4kg of base malt!! 4000g of base malt!!! Not the lowest I’ve ever measured out, but not the biggest either. By a long stretch. Mild malt. I don’t think I’d go for 100% of the grain bill, but this smelled great.

First gravity was a whopping 1071 – but I did leave it for 2 hours. With the second runnings the pre boil gravity was a more acceptable 1042.

The Boil

Again, the hopping schedule was one of the simpler and lower hop quantities I’d done.
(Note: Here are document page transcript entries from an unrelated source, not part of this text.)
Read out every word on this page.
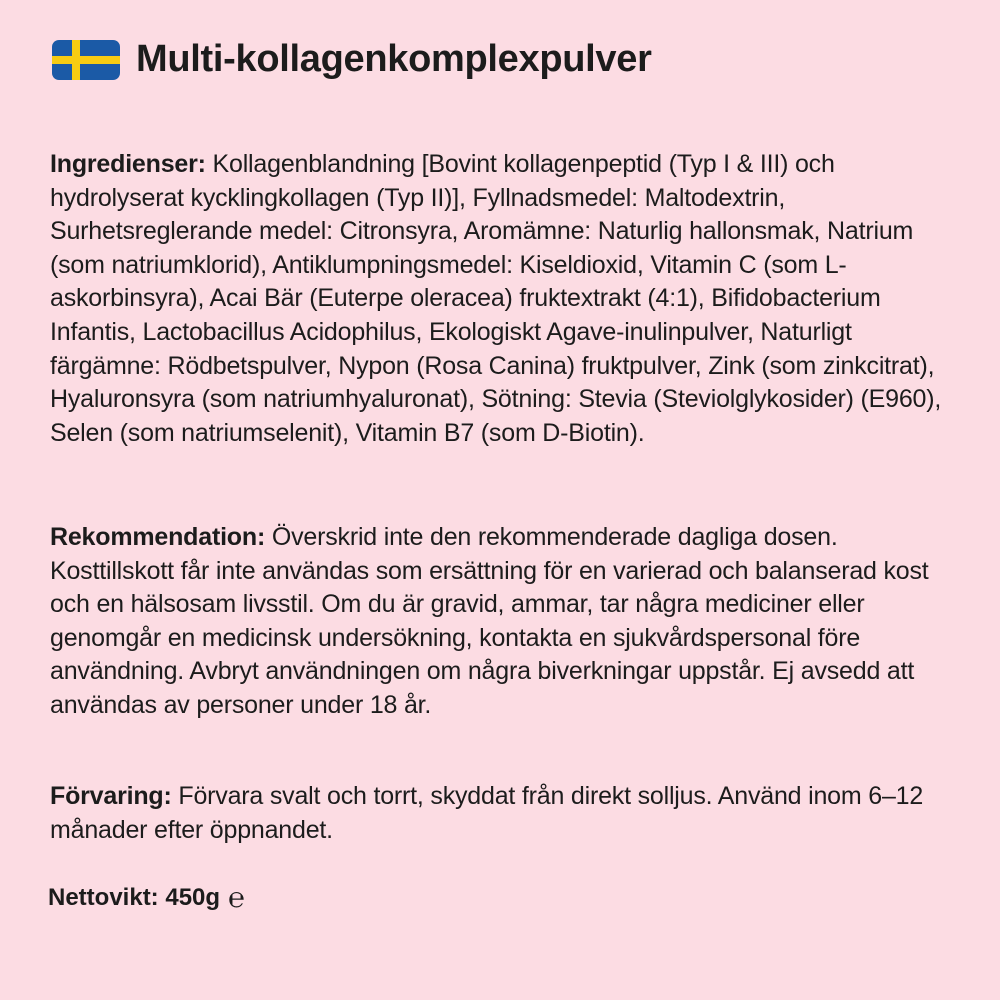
Multi-kollagenkomplexpulver
Ingredienser: Kollagenblandning [Bovint kollagenpeptid (Typ I & III) och hydrolyserat kycklingkollagen (Typ II)], Fyllnadsmedel: Maltodextrin, Surhetsreglerande medel: Citronsyra, Aromämne: Naturlig hallonsmak, Natrium (som natriumklorid), Antiklumpningsmedel: Kiseldioxid, Vitamin C (som L-askorbinsyra), Acai Bär (Euterpe oleracea) fruktextrakt (4:1), Bifidobacterium Infantis, Lactobacillus Acidophilus, Ekologiskt Agave-inulinpulver, Naturligt färgämne: Rödbetspulver, Nypon (Rosa Canina) fruktpulver, Zink (som zinkcitrat), Hyaluronsyra (som natriumhyaluronat), Sötning: Stevia (Steviolglykosider) (E960), Selen (som natriumselenit), Vitamin B7 (som D-Biotin).
Rekommendation: Överskrid inte den rekommenderade dagliga dosen. Kosttillskott får inte användas som ersättning för en varierad och balanserad kost och en hälsosam livsstil. Om du är gravid, ammar, tar några mediciner eller genomgår en medicinsk undersökning, kontakta en sjukvårdspersonal före användning. Avbryt användningen om några biverkningar uppstår. Ej avsedd att användas av personer under 18 år.
Förvaring: Förvara svalt och torrt, skyddat från direkt solljus. Använd inom 6–12 månader efter öppnandet.
Nettovikt: 450g ℮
I wanted some classic English hop bitterness, flavour and aroma and I wanted to see what a hop stand addition would bring in the Bramling Cross – a hop which I love in a Porter or stout and wondered if it might bring some blackberry/ black-current notes.

The OG

This was more than estimated – coming in at 1044 (opposed to 1036).Nevertheless it’s one of the weaker beers I’ve ever brewed 🙂

The Chill

I’ve now managed a set up where after collecting the hot portion of the chilling water from the plate chiller for cleaning I can now get it straight to the drain. No more handling of buckets and stopping mid chill for me.

Also I set up the Thrumometer at last and this really helped me get a good pitching temp as I can adjust the flow rates at the time with an accurate reading of what is going in the fermenter. Very useful but of kit.


After a short fermentation it finished slightly short at 1018 or 3.41% ABV.

I think there is a little more it could attenuate so I held back on the priming sugar in my bottled samples and urged the rest to force carbonate.

Tasting wise: Well done toast (think of an artisan sourdough – not your sliced white), with a restrained bitterness and a nice hop aroma and flavour (with hints of dark fruits).

What surprised me was how thirst quenching it was and how there was plenty of complexity to have a second in a session to keep you interested.

Final Thoughts:

This is surprisingly close to a Munich Dunkel but for the yeast and lagering. Perhaps we should treasure and look to preserve and develop it as a regional style to be proud of.

Mancunian Kellerbier Mild at your local craft beer / tap room anyone?